How to use row digests

Each result row from the eval_results/query endpoint includes a row_digest, a content hash that uniquely identifies a specific input in the evaluation dataset based on its contents, not its position. Row digests are useful for:
  • Cross-evaluation comparison: When you run two different models against the same dataset, rows with the same digest represent the same input. You can join on row_digest to compare how different models performed on the exact same task.

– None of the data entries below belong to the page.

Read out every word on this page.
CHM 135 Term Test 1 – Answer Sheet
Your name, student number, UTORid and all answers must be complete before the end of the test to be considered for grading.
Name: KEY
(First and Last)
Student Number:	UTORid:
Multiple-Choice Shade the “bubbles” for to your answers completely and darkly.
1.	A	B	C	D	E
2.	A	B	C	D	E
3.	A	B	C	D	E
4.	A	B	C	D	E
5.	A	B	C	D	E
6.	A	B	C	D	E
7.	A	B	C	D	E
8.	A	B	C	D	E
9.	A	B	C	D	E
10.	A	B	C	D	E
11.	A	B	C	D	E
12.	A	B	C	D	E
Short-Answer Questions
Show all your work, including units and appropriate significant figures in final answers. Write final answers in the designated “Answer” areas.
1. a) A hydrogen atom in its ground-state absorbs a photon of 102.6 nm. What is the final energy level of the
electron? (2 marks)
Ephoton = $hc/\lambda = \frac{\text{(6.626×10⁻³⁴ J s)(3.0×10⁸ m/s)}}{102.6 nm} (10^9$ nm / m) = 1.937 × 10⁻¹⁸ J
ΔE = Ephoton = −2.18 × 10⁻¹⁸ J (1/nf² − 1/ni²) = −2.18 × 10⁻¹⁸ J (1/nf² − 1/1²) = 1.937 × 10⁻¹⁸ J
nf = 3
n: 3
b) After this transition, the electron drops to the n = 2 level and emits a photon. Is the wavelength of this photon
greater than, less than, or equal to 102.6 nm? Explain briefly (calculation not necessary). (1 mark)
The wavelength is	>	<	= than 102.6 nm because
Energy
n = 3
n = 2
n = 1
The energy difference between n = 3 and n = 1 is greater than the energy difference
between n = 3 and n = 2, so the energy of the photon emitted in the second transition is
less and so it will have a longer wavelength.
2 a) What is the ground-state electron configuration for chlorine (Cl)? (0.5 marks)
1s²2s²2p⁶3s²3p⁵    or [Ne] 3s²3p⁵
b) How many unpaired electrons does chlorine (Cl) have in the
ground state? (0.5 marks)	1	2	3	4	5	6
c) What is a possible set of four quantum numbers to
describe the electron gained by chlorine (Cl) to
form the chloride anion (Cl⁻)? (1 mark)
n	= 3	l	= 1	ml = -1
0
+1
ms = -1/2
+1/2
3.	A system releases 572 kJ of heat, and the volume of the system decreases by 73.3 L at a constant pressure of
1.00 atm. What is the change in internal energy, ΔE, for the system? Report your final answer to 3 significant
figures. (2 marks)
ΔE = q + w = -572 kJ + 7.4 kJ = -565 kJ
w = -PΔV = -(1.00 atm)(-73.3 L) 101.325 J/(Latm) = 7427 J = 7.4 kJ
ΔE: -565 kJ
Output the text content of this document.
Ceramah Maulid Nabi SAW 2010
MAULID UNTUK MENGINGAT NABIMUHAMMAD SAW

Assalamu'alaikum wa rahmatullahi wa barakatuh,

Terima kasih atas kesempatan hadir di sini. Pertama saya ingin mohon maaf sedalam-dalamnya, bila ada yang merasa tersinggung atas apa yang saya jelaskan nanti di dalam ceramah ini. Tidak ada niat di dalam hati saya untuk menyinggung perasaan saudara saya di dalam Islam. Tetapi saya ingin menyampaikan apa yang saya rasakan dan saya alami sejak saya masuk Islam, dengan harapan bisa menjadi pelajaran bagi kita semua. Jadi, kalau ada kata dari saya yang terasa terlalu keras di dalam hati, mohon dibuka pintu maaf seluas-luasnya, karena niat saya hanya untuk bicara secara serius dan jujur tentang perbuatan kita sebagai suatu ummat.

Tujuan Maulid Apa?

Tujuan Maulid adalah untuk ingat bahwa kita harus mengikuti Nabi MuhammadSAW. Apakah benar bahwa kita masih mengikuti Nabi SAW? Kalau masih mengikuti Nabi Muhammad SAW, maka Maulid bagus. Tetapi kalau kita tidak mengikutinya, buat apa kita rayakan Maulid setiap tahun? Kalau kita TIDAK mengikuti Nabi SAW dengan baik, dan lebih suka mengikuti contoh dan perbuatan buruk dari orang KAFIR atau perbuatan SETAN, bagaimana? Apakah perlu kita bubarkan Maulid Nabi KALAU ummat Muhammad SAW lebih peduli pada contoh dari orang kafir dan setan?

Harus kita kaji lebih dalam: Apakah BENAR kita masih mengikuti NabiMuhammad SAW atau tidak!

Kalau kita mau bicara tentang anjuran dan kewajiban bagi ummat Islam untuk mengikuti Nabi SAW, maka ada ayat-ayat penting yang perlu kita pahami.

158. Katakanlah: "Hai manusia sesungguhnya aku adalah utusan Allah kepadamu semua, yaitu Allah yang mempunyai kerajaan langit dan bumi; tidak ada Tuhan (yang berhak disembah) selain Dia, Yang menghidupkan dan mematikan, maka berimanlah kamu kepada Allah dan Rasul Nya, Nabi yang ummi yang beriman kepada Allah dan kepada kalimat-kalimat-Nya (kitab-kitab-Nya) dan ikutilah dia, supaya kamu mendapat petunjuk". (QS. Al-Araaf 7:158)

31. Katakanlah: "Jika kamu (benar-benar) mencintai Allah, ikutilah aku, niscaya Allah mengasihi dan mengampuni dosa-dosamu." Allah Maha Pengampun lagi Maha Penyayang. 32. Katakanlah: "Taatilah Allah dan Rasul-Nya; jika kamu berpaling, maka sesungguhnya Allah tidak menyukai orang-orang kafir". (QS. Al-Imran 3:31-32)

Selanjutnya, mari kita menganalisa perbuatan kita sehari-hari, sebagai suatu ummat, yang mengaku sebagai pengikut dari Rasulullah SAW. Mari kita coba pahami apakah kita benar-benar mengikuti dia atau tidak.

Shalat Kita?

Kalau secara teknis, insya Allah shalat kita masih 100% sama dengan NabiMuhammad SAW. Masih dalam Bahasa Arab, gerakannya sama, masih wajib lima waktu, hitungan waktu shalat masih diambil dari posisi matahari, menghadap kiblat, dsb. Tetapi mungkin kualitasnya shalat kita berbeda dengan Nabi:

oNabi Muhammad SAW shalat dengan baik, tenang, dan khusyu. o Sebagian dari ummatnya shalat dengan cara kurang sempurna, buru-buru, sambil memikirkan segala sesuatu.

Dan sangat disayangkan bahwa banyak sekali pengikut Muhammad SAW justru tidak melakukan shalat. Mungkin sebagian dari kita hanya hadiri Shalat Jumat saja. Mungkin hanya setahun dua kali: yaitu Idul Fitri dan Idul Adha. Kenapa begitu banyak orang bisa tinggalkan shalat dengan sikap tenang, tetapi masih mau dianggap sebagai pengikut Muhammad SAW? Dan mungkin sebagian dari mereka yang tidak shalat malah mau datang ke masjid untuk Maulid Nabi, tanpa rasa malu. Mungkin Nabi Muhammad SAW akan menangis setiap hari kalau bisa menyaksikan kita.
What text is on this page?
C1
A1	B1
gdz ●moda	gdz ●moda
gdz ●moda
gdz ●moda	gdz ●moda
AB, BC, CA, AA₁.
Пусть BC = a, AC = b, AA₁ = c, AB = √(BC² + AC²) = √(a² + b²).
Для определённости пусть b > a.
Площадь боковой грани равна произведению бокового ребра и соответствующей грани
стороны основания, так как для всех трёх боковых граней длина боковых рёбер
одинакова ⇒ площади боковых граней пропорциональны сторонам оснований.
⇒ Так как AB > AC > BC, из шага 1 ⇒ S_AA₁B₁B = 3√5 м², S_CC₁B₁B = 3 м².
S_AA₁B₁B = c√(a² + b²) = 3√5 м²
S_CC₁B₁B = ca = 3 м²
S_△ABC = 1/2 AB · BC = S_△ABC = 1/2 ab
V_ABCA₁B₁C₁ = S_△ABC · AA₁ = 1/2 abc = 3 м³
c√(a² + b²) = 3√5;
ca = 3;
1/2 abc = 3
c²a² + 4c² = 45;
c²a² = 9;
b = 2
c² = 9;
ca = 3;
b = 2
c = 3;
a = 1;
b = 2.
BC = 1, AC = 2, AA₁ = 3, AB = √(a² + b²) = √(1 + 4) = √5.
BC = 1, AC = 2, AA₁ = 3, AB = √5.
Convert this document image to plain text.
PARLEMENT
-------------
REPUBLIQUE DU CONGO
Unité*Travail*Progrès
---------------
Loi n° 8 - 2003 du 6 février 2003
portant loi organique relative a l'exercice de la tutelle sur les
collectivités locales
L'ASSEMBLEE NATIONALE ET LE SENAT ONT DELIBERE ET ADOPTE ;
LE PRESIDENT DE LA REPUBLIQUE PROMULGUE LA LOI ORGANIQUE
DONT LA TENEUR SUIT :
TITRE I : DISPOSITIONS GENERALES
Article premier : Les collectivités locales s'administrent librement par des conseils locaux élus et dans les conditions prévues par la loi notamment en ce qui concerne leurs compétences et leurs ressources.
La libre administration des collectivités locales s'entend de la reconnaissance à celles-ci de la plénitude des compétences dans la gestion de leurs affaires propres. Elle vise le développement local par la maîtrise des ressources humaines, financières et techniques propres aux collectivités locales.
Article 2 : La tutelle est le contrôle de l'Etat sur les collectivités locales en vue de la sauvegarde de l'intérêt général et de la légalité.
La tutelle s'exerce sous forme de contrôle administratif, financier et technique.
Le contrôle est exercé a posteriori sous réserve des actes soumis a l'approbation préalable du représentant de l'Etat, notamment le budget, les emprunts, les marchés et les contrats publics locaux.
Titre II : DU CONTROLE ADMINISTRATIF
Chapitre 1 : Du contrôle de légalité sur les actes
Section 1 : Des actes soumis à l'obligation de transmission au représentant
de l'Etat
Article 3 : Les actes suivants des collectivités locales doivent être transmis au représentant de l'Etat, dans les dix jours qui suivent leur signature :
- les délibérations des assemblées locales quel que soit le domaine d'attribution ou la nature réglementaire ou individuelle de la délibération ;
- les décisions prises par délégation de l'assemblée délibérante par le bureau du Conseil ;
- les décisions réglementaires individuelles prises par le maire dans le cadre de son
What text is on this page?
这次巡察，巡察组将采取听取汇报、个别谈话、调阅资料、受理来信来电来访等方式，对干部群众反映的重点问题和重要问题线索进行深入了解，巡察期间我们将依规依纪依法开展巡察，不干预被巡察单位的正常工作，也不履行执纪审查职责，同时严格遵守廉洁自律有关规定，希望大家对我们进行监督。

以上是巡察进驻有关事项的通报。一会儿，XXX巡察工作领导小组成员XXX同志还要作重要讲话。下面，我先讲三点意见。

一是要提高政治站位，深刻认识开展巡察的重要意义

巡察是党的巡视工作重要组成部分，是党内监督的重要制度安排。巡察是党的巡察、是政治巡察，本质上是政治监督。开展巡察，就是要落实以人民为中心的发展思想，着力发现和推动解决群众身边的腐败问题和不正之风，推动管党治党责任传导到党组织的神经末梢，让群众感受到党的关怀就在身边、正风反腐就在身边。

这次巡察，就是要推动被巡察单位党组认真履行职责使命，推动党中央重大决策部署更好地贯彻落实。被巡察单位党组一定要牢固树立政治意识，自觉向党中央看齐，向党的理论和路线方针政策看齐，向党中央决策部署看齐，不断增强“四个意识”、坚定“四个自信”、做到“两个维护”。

  • Deduplication: If the same task appears in multiple evaluation suites, the digest lets you identify it.
  • Reproducibility: The digest is content-addressable, so if someone modifies a dataset row (changes the instruction text, rubric, or other fields), it gets a new digest. You can verify whether two evaluation runs used identical inputs or slightly different versions.